Lithospermum is a genus of plants belonging to the family Boraginaceae. The genus is distributed nearly worldwide, but most are native to the Americas and the center of diversity is in the southwestern United States and Mexico. Species are known generally as gromwells or stoneseeds.

Taxonomy
There are about 50, to 60 species in the genus.
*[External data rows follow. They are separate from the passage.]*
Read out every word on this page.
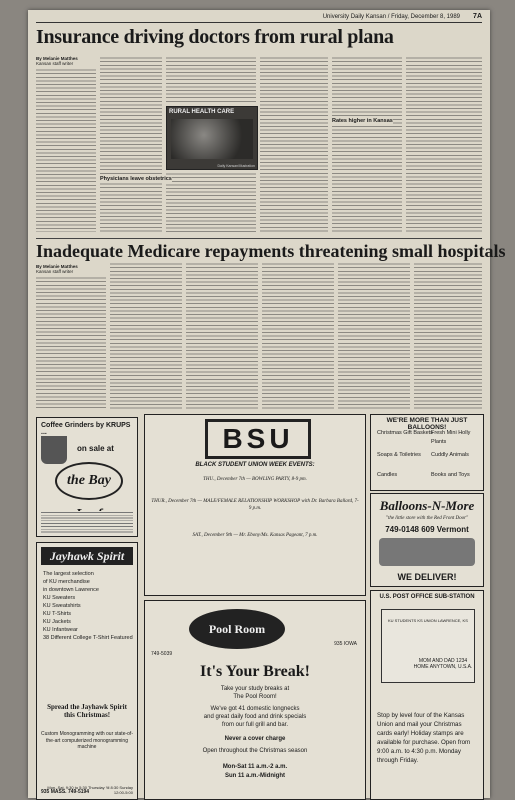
University Daily Kansan / Friday, December 8, 1989 7A
Insurance driving doctors from rural plana
By Melanie Matthes
Kansan staff writer
Physicians leave obstetrics
Rates higher in Kansas
RURAL HEALTH CARE
Daily Kansan/Illustration
Inadequate Medicare repayments threatening small hospitals
By Melanie Matthes
Kansan staff writer
Coffee Grinders by KRUPS ...
on sale at
the Bay
Jayhawk Spirit
The largest selection
of KU merchandise
in downtown Lawrence
KU Sweaters
KU Sweatshirts
KU T-Shirts
KU Jackets
KU Infantwear
38 Different College T-Shirt Featured
Spread the Jayhawk Spirit this Christmas!
Custom Monogramming with our state-of-the-art computerized monogramming machine
935 MASS. 749-5194
Mon.-Sat. 9:30 to 5:30 Thursday 'til 8:30 Sunday 12:00-5:00
BSU
BLACK STUDENT UNION WEEK EVENTS:
THU., December 7th — BOWLING PARTY, 8-9 pm.
THUR., December 7th — MALE/FEMALE RELATIONSHIP WORKSHOP with Dr. Barbara Ballard, 7-9 p.m.
SAT., December 9th — Mr. Ebony/Ms. Kansas Pageant, 7 p.m.
Pool Room
749-5039
935 IOWA
It's Your Break!
Take your study breaks at
The Pool Room!
We've got 41 domestic longnecks
and great daily food and drink specials
from our full grill and bar.
Never a cover charge
Open throughout the Christmas season
Mon-Sat 11 a.m.-2 a.m.
Sun 11 a.m.-Midnight
WE'RE MORE THAN JUST BALLOONS!
Christmas Gift Baskets
Fresh Mini Holly Plants
Soaps & Toiletries Cuddly Animals
Candles	Books and Toys
Balloons-N-More
"the little store with the Red Front Door"
749-0148 609 Vermont
WE DELIVER!
U.S. POST OFFICE SUB-STATION
KU STUDENTS KS UNION LAWRENCE, KS
MOM AND DAD 1234 HOME ANYTOWN, U.S.A.
Stop by level four of the Kansas Union and mail your Christmas cards early! Holiday stamps are available for purchase. Open from 9:00 a.m. to 4:30 p.m. Monday through Friday.
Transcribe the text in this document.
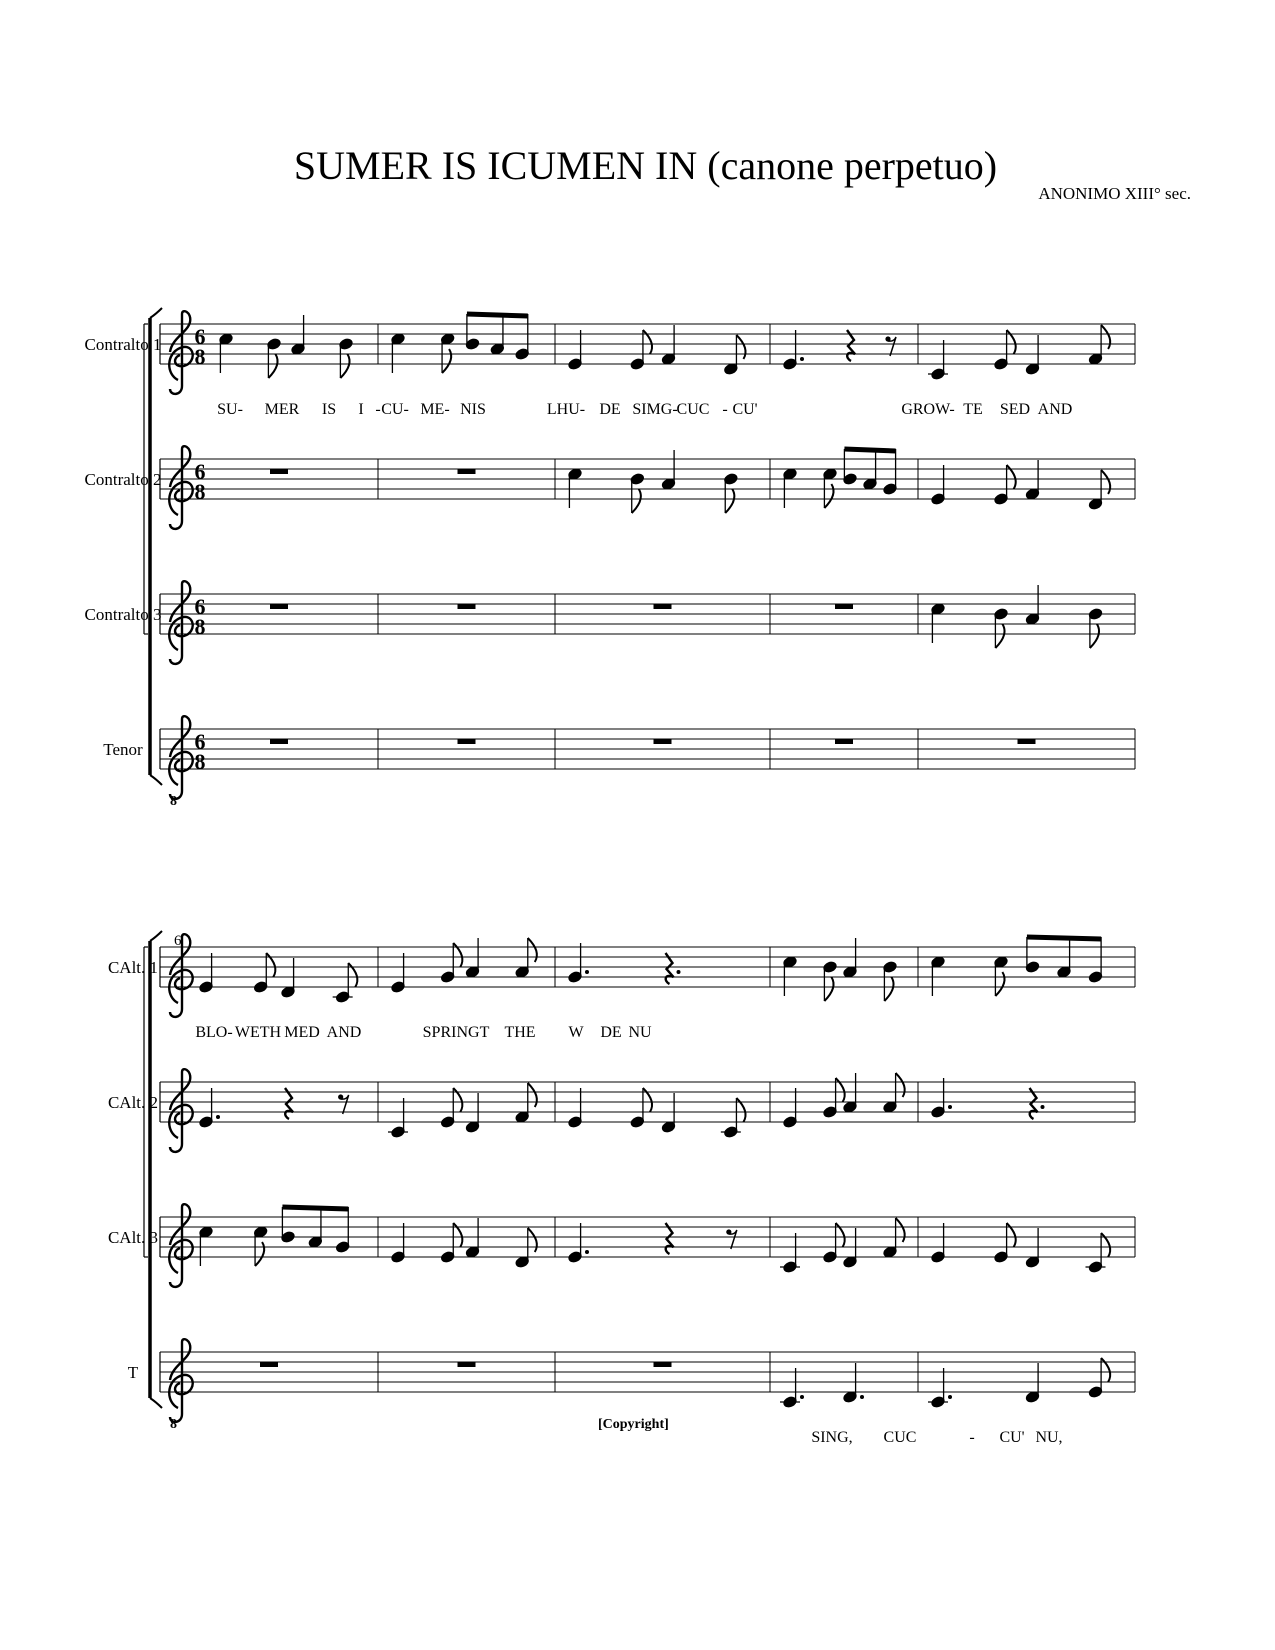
SUMER IS ICUMEN IN (canone perpetuo)
ANONIMO XIII° sec.
[Copyright]
Contralto 1 6
8
SU- MER IS I - CU- ME- NIS	LHU- DE SIMG-
CUC - CU'	GROW- TE SED AND
Contralto 2 6
8
Contralto 3 6
8
Tenor
8
6
8
6
CAlt. 1
BLO- WETH MED AND	SPRINGT THE W DE NU
CAlt. 2
CAlt. 3
T
8
SING, CUC	- CU' NU,
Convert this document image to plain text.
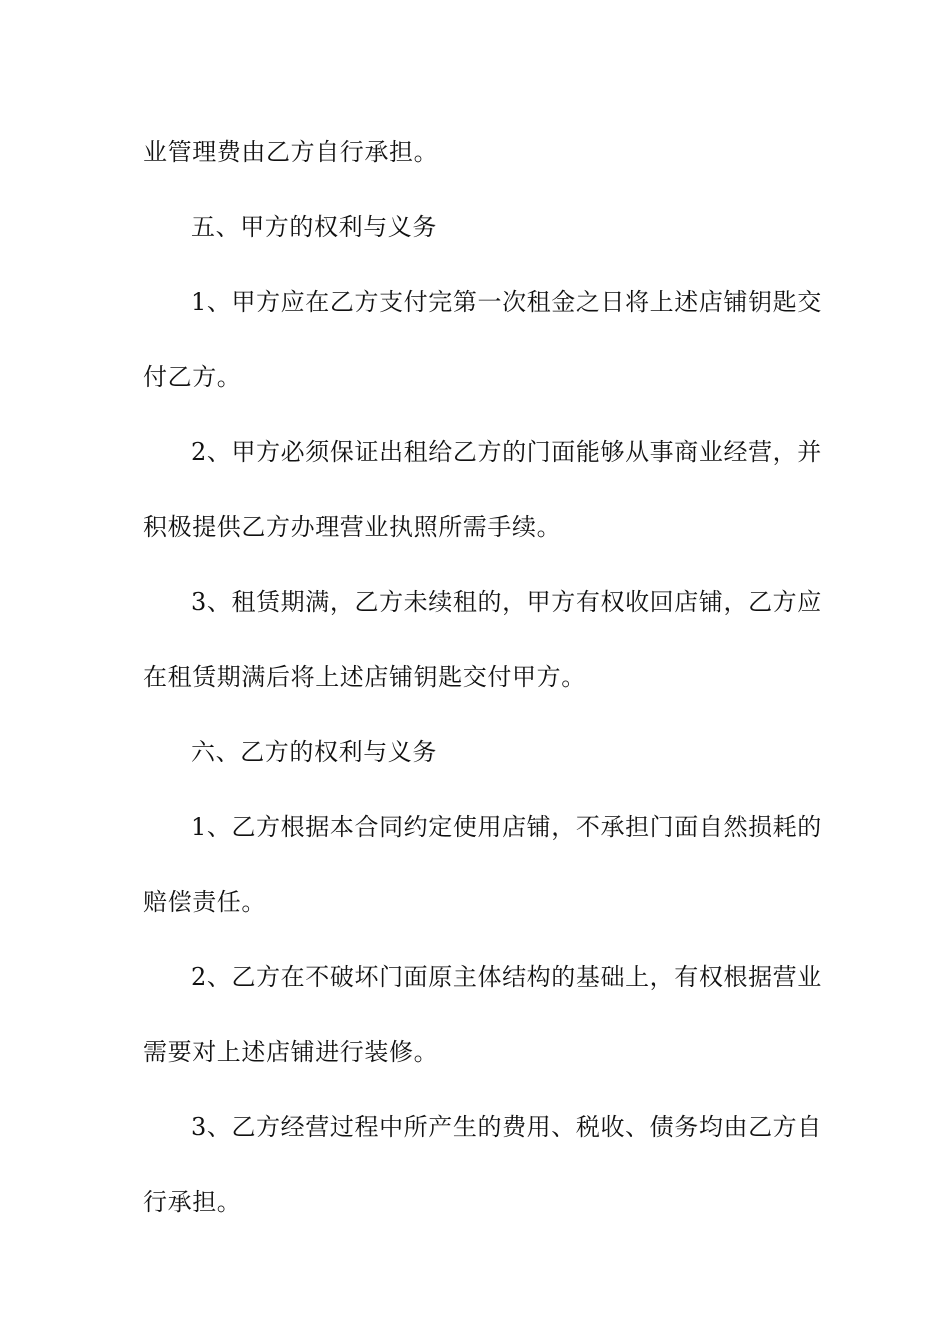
业管理费由乙方自行承担。
五、甲方的权利与义务
1、甲方应在乙方支付完第一次租金之日将上述店铺钥匙交
付乙方。
2、甲方必须保证出租给乙方的门面能够从事商业经营，并
积极提供乙方办理营业执照所需手续。
3、租赁期满，乙方未续租的，甲方有权收回店铺，乙方应
在租赁期满后将上述店铺钥匙交付甲方。
六、乙方的权利与义务
1、乙方根据本合同约定使用店铺，不承担门面自然损耗的
赔偿责任。
2、乙方在不破坏门面原主体结构的基础上，有权根据营业
需要对上述店铺进行装修。
3、乙方经营过程中所产生的费用、税收、债务均由乙方自
行承担。
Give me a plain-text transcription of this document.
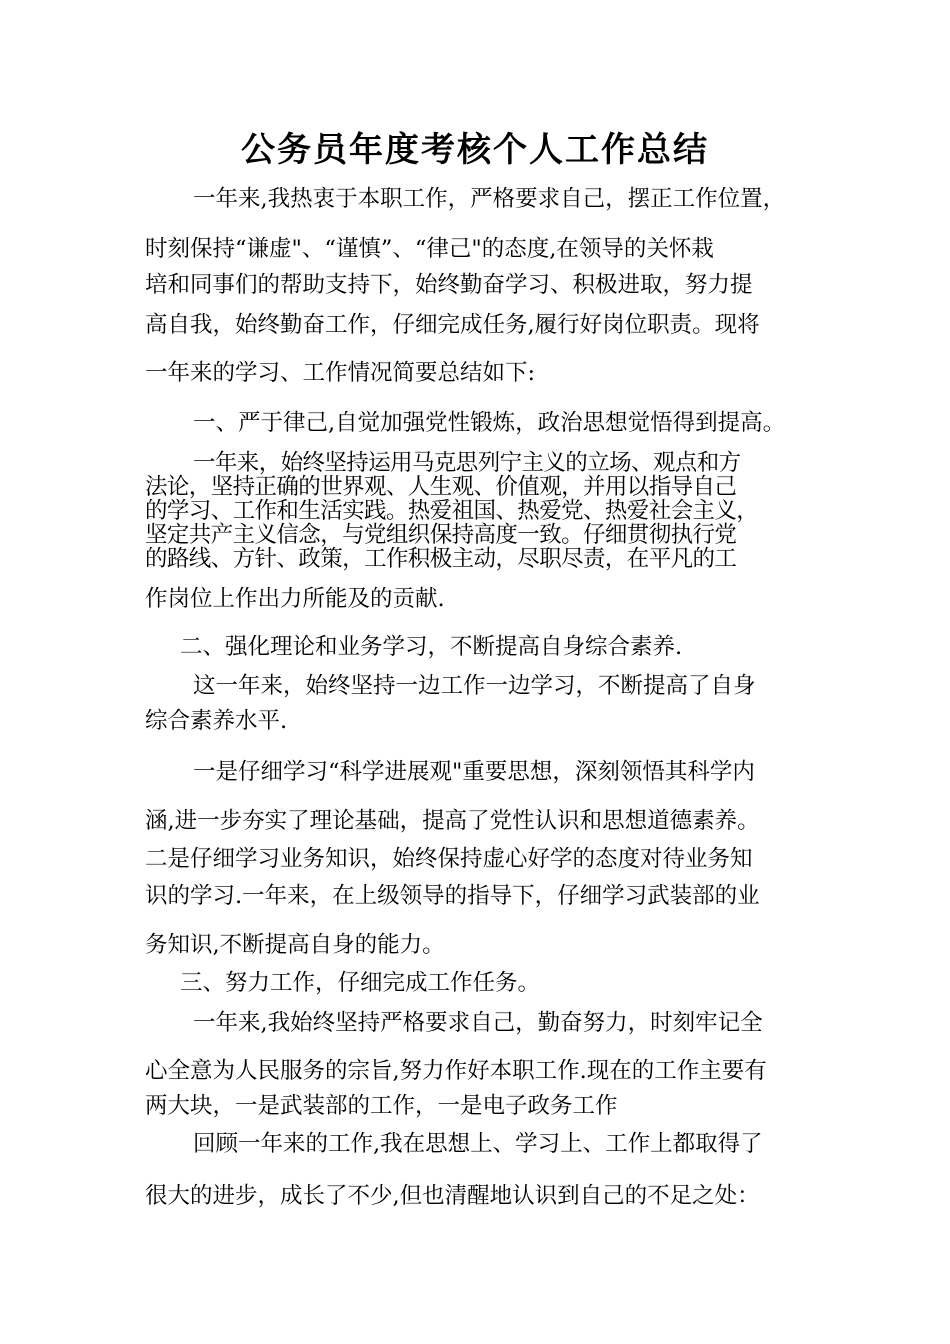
公务员年度考核个人工作总结
一年来,我热衷于本职工作，严格要求自己，摆正工作位置，
时刻保持“谦虚"、“谨慎”、“律己"的态度,在领导的关怀栽
培和同事们的帮助支持下，始终勤奋学习、积极进取，努力提
高自我，始终勤奋工作，仔细完成任务,履行好岗位职责。现将
一年来的学习、工作情况简要总结如下:
一、严于律己,自觉加强党性锻炼，政治思想觉悟得到提高。
一年来，始终坚持运用马克思列宁主义的立场、观点和方
法论，坚持正确的世界观、人生观、价值观，并用以指导自己
的学习、工作和生活实践。热爱祖国、热爱党、热爱社会主义，
坚定共产主义信念，与党组织保持高度一致。仔细贯彻执行党
的路线、方针、政策，工作积极主动，尽职尽责，在平凡的工
作岗位上作出力所能及的贡献.
二、强化理论和业务学习，不断提高自身综合素养.
这一年来，始终坚持一边工作一边学习，不断提高了自身
综合素养水平.
一是仔细学习“科学进展观"重要思想，深刻领悟其科学内
涵,进一步夯实了理论基础，提高了党性认识和思想道德素养。
二是仔细学习业务知识，始终保持虚心好学的态度对待业务知
识的学习.一年来，在上级领导的指导下，仔细学习武装部的业
务知识,不断提高自身的能力。
三、努力工作，仔细完成工作任务。
一年来,我始终坚持严格要求自己，勤奋努力，时刻牢记全
心全意为人民服务的宗旨,努力作好本职工作.现在的工作主要有
两大块，一是武装部的工作，一是电子政务工作
回顾一年来的工作,我在思想上、学习上、工作上都取得了
很大的进步，成长了不少,但也清醒地认识到自己的不足之处：
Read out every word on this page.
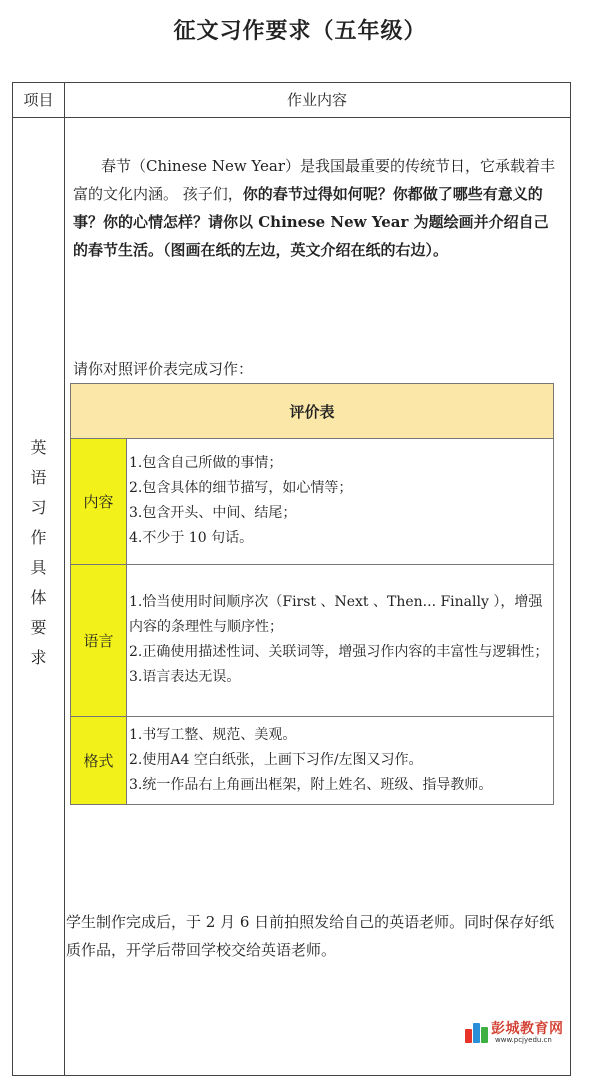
征文习作要求（五年级）
项目	作业内容
英
语
习
作
具
体
要
求

春节（Chinese New Year）是我国最重要的传统节日，它承载着丰富的文化内涵。 孩子们，你的春节过得如何呢？你都做了哪些有意义的事？你的心情怎样？请你以 Chinese New Year 为题绘画并介绍自己的春节生活。（图画在纸的左边，英文介绍在纸的右边）。

请你对照评价表完成习作：
评价表	
内容	1.包含自己所做的事情；
2.包含具体的细节描写，如心情等；
3.包含开头、中间、结尾；
4.不少于 10 句话。

语言	1.恰当使用时间顺序次（First 、Next 、Then... Finally ），增强内容的条理性与顺序性；
2.正确使用描述性词、关联词等，增强习作内容的丰富性与逻辑性；
3.语言表达无误。

格式	1.书写工整、规范、美观。
2.使用A4 空白纸张，上画下习作/左图又习作。
3.统一作品右上角画出框架，附上姓名、班级、指导教师。

学生制作完成后，于 2 月 6 日前拍照发给自己的英语老师。同时保存好纸质作品，开学后带回学校交给英语老师。

彭城教育网
www.pcjyedu.cn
Some species, such as Lithospermum arvense, are sometimes classified in the genus Buglossoides, but that genus is subsumed into Lithospermum by works such as the Flora of China. In addition, a 2009 molecular study showed that the genus Onosmodium should be included within Lithospermum.

Species include:

Lithospermum arvense (syn. Buglossoides arvensis) – field gromwell, corn gromwell
Lithospermum azuayensis 
Lithospermum bejariense – western marbleseed
Lithospermum bolivariensis
Lithospermum californicum – California stoneseed
Lithospermum calycosum – Chinati stoneseed
Lithospermum canescens – hoary puccoon, Indian-paint
Lithospermum caroliniense – Carolina gromwell, hairy puccoon
Lithospermum cobrense – smooththroat stoneseed
Lithospermum confine – Arizona stoneseed
Lithospermum cuzcoensis
Lithospermum erythrorhizon – purple gromwell, red-root gromwell, 紫草 zicao (Pinyin: zǐcǎo), 紫草 murasaki･sō (Japanese)
Lithospermum hancockianum
Lithospermum incisum – narrowleaf stoneseed, fringed gromwell
Lithospermum latifolium – American stoneseed
Lithospermum leymebambensis
Lithospermum macbridei
Lithospermum matamorense – rough stoneseed
Lithospermum mirabile – San Antonio stoneseed
Lithospermum molle – softhair marbleseed
Lithospermum multiflorum – manyflowered stoneseed
Lithospermum obtusifolium – roundleaf stoneseed
Lithospermum officinale – common gromwell, European stoneseed
Lithospermum parksii – Parks' stoneseed
Lithospermum parviflorum – eastern prairie marbleseed
Lithospermum purpurocaeruleum (syn. Buglossoides purpurocaerulea) – purple gromwell
Lithospermum rodriguezii
Lithospermum ruderale – western stoneseed, Columbia puccoon, wayside gromwell, whiteweed
Lithospermum tuberosum – southern stoneseed, tuberous gromwell
Lithospermum viride – green stoneseed

Ecology
Lithospermum leaves are eaten by the caterpillars of certain Lepidoptera, such as the moth Ethmia pusiella which has been recorded on L. officinale.

Uses
The dried root of Lithospermum erythrorhizon is a Chinese herbal medicine with various antiviral and biological activities, including inhibition of human immunodeficiency virus type 1 (HIV-1). Lithospermum erythrorhizon is native to Japan, where it has been traditionally used to make a purple dye. In southwestern North America, a species of this genus was used as a contraceptive by the Shoshone Native American tribe.

Fossil record
7 petrified nutlets and nutlet fragments of a Lithospermum species have been described from the Late Miocene Ash Hollow Formation, Ogallala Group, five km south of Martin in Bennett County, South Dakota. †Lithospermum dakotense sp. nov. shows similarities in size, shape, attachment and epidermal cell patterns to extant Lithospermum species. The fossil nutlets were preserved in various stages of maturity. The fossils closely resemble the nutlets of Lithospermum caroliniense and Lithospermum incisum.